同性愛者の住宅事情<5>

 おじさんが亡くなった後、他県に住んでいる妹が後始末のため訪れたことを知った。おじさんは自宅にいる時に体調が悪くなって、自分で救急車を呼んで病院に運ばれた後、しばらくして亡くなったらしい。ちょうどボクの母親が地区の班長をしていたから詳しく知ることができた。

 あの家は空き家として売りに出されていた。庭の雑草が生えてうっそうとしていたけど、妹の家族が時々だけど顔を出して掃除していると聞かされた。古い家だし誰が買うんだろうと思っていると、二年後に若い新婚夫婦が引っ越してきた。おじさんの住んでいた平屋は潰されてしまって、二階建ての新築が建てられた。その夫婦に数年後には子供が生まれていて、家の前で子供が遊んでいるのを何度か見かけた。おじさんと違って、自治会の活動にも真面目に参加しているようで、近所に溶け込んでいた。

 もう町内の誰一人として、あのおじさんが独りで家に住んでいたことなんて気にしていないだろう。

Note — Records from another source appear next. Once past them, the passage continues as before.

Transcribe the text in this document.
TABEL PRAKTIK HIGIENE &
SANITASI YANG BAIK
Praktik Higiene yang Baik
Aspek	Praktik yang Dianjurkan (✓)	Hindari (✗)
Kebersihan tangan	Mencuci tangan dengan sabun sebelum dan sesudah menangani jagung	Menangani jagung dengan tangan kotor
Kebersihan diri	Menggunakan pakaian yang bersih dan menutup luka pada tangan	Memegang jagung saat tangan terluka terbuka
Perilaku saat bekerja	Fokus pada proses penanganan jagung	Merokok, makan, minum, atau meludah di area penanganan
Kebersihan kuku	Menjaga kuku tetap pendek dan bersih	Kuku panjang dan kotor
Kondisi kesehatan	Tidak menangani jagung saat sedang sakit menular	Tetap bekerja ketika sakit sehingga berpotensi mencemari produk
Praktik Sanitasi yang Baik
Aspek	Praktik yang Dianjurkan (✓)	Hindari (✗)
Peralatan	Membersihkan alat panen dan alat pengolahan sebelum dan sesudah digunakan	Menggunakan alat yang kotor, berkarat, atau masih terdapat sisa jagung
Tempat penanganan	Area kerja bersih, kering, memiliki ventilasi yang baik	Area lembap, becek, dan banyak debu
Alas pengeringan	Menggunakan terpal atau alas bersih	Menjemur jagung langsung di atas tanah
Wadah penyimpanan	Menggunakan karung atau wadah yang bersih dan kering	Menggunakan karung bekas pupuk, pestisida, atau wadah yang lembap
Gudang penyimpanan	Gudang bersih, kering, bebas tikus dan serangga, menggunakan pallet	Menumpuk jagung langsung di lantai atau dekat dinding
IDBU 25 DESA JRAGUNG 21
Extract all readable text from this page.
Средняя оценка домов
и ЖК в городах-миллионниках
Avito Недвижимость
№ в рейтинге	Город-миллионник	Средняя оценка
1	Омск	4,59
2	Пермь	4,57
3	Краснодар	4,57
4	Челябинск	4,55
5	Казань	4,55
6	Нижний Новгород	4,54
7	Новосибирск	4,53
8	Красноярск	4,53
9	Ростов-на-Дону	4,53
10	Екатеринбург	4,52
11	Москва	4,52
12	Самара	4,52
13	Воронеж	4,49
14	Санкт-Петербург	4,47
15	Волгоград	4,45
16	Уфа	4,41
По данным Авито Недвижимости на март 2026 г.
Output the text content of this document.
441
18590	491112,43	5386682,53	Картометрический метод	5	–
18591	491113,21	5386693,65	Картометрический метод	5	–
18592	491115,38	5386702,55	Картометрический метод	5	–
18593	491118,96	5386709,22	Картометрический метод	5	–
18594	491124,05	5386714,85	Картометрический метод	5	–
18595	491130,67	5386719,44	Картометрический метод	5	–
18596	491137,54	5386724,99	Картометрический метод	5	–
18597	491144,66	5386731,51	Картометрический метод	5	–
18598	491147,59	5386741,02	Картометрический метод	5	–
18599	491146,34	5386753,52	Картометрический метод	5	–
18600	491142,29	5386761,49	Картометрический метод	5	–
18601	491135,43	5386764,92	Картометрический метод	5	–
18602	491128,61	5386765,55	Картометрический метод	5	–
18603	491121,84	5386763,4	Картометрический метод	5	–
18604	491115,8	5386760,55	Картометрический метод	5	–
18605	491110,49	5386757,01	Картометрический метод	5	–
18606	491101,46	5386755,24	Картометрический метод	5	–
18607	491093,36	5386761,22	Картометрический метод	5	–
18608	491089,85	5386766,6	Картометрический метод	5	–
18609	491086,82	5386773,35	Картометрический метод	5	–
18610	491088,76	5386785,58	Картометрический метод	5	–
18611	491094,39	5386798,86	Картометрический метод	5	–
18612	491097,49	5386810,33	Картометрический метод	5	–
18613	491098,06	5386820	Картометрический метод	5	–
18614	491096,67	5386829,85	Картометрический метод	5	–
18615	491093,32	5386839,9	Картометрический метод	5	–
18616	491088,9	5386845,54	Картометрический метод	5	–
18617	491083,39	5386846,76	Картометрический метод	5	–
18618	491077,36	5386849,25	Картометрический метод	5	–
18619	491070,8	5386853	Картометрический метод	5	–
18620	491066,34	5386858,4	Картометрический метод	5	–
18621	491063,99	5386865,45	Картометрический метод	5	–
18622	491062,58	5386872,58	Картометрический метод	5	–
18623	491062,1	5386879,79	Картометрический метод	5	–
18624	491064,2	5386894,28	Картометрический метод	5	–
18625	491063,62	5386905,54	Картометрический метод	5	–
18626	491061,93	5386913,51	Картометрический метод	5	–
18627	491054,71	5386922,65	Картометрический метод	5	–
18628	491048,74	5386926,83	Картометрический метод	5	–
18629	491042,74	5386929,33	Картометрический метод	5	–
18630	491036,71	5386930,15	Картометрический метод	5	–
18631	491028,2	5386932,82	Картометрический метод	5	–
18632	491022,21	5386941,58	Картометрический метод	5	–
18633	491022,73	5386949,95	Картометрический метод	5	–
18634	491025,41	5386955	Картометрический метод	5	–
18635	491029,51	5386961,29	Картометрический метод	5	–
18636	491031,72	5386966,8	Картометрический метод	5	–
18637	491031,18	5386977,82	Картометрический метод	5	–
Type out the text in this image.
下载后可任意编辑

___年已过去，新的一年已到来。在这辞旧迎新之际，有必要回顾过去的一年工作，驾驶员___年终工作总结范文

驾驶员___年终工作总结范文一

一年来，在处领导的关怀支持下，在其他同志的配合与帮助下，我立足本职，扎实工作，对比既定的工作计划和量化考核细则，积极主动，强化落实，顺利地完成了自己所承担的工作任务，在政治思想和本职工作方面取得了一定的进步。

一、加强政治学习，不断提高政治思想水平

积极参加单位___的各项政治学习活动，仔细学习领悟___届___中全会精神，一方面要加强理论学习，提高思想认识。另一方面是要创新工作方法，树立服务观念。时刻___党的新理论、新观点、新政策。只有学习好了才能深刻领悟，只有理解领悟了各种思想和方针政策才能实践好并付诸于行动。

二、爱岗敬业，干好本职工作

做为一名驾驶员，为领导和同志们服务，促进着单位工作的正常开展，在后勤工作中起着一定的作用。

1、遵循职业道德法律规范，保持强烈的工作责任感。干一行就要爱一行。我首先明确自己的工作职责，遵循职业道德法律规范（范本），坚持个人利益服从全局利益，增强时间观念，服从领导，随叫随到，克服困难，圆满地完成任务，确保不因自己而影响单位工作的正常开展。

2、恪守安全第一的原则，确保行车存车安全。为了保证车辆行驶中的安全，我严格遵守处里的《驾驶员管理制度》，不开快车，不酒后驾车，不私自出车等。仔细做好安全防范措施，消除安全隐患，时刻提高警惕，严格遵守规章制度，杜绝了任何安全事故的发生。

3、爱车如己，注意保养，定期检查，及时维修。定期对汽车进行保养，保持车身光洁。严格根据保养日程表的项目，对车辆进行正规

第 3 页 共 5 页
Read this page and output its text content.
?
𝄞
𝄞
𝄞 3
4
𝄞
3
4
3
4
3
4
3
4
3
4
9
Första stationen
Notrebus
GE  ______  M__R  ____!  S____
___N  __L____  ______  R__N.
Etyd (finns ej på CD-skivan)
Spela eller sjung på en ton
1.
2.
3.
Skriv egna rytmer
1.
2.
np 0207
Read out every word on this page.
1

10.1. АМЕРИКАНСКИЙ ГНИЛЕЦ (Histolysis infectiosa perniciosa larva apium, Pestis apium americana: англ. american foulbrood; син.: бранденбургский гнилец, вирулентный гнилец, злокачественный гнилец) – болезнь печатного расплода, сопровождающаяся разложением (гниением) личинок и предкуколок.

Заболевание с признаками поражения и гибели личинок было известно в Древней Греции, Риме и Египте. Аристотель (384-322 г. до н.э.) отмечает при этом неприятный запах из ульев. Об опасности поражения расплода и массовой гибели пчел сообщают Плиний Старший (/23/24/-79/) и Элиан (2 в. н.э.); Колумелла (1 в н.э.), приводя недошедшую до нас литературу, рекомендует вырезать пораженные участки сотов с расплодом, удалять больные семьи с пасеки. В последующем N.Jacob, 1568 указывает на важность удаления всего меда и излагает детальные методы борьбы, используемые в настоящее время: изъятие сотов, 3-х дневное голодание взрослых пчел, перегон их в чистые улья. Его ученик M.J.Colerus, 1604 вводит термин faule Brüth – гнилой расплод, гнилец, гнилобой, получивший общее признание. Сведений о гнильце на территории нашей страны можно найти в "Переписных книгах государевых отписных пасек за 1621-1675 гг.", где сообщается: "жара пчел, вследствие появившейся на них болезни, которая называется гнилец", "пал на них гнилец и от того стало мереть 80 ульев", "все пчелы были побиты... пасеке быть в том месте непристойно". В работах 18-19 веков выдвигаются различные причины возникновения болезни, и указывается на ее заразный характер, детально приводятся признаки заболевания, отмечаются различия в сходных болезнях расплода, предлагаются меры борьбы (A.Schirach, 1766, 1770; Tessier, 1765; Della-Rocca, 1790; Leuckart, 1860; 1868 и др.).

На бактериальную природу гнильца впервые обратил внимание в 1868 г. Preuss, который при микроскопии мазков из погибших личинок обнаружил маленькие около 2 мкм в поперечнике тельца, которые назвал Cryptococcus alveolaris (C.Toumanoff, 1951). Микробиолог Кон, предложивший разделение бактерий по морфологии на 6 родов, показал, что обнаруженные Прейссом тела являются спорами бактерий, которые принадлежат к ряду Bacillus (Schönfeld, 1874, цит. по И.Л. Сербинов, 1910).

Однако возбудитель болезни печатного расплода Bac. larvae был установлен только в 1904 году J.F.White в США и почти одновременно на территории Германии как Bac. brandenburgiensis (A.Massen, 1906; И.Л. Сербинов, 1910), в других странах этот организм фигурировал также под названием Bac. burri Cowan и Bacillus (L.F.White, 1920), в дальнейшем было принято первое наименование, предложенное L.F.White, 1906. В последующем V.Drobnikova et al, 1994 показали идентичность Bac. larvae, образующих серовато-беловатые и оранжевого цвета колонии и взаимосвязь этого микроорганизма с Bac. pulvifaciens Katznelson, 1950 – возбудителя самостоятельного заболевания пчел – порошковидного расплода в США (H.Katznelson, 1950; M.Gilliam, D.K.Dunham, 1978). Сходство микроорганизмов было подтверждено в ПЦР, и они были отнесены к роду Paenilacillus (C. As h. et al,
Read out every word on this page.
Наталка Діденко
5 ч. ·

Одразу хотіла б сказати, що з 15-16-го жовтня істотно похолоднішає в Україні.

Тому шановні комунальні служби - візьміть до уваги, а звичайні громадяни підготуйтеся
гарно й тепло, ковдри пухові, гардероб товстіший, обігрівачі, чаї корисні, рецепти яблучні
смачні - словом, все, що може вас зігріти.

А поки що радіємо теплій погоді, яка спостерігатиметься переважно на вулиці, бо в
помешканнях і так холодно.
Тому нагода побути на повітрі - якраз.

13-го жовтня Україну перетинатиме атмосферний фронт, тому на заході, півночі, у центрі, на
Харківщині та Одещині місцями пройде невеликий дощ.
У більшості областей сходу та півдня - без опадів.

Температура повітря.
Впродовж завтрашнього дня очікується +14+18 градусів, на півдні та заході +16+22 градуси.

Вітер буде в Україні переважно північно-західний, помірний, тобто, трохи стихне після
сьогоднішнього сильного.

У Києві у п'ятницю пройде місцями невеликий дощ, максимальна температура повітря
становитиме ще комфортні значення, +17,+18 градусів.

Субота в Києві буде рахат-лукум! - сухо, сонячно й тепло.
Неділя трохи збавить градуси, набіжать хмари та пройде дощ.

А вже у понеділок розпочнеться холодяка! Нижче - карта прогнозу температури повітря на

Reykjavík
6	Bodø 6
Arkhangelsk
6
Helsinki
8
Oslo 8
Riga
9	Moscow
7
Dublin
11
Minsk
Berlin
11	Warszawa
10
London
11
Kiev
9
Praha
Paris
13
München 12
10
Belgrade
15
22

 ボクは夕暮れ時、家の中から漏れていた野球中継の音がする、あの寂しそうな家を思い出す。ボクはどうしてもおじさんの人生と、自分の人生と重ねて考えてしまう。あのおじさんがどうして結婚しなかったのかもは知らない。ゲイなのかも分からない。そんなことはどうでもいい。

 男性で独身でいる人は滅多にいない……

 男性で独身で一戸建てに住んでいる変人……

 母親の言葉や近所のおじさんに対する視線を思い出してしまう。

 時代は変わっている。独身男性も増えてきている。しかし職場に独身男性はいるけど、同僚からの彼らに対する視線は冷たい。結婚して家庭を築くのは当たり前という考えの人は沢山いる。でも当たり前のことが、ボクのような同性愛者には難しい。

 ボクの中で一戸建てに男性が独りで住んでいるという形態は、おじさんの姿を否が応でも連想してしまう。